I did a lot of flying in 2007. I was basically working on both US Coasts and flying between Los Angeles, CA and Atlanta, GA every few weeks.
I started taking one of those clip-boards that opened up and had space inside for paper and pens, etc... I would carry a few Sharpie pens, some pencils, and a stack of vellum 120lb matte cardstock.
I remember seeing a magazine that someone who'd sat in the seat before me must have left behind. It was a People or Us or something along those lines. Full of tabloid stuff.
There was an interview with Natalie Portman regarding cutting all of her hair off for her role in "V for Vendetta" - I guess the magazine was older since that movie had come out the year before.
Off course "V for Vendetta" was published by Vertigo - a subsidiary of DC Comics - So to those people who were so "Why is Natalie Portman doing a comic book movie" when she showed up as Jane Foster in Marvel Comic's "Thor" big screen adaptation I have to point out that she's already jumped into that pool. And whereas the film wasn't well received (V for Vendetta), her performance in the film was widely praised.

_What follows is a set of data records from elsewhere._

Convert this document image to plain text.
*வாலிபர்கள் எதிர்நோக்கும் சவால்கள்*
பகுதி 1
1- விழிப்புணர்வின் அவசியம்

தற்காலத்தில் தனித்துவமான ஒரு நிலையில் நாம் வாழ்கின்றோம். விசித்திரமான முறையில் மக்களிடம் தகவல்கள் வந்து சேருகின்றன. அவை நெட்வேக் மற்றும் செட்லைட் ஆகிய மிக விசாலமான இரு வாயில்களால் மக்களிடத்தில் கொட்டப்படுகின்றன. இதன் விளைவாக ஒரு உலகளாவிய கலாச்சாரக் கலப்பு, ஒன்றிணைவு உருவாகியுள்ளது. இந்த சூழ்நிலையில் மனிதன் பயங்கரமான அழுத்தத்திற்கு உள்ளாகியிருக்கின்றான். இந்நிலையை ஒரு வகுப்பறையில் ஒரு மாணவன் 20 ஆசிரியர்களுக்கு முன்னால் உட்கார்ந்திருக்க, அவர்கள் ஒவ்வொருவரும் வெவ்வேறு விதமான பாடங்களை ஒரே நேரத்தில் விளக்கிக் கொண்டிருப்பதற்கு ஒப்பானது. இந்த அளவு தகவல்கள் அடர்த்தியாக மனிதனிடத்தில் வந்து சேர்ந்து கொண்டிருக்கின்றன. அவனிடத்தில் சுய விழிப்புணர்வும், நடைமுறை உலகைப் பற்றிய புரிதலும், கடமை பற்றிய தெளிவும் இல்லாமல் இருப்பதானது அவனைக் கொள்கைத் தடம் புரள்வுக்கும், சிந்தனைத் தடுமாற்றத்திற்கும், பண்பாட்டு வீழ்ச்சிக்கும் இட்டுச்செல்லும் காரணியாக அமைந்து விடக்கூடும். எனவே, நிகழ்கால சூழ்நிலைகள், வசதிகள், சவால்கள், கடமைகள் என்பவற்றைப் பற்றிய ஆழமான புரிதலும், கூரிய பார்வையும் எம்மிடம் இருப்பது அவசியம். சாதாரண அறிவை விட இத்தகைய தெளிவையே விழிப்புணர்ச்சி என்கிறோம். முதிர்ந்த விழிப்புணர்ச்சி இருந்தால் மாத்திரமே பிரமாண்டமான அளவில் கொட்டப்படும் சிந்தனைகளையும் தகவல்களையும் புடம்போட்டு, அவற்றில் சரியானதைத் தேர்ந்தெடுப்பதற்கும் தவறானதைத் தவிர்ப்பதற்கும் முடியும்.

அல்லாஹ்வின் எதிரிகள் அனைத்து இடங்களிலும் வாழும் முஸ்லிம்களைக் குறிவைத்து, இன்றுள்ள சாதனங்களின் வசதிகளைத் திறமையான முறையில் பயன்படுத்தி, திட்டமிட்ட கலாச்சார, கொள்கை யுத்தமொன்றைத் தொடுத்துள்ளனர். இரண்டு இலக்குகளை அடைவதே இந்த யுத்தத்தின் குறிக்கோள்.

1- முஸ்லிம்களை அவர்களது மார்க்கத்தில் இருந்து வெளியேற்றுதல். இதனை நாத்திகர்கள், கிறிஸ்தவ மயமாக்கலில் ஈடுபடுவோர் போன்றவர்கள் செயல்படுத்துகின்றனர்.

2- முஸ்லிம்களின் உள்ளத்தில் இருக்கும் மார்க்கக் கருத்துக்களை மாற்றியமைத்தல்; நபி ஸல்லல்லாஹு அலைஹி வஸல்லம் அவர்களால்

Regarding the style that I used when I drew this - From about 2000 until 2012 - I was caught up in a deconstruction phase - I wanted to take any portrait or image I was going to illustrate down to its most basic elements. The quest for me was to use as few lines as possible to create a recognizable - unmistakable - portrait of the subject. I used negative space (white untouched space on the cardstock) and just a few hints of shadow to create shape and frame the features of my subject.
This is one of my favorite examples of my work from that time.
I'd rough sketch the outline in pencil - then use the sharpie to come back and set the final lines onto the cardstock.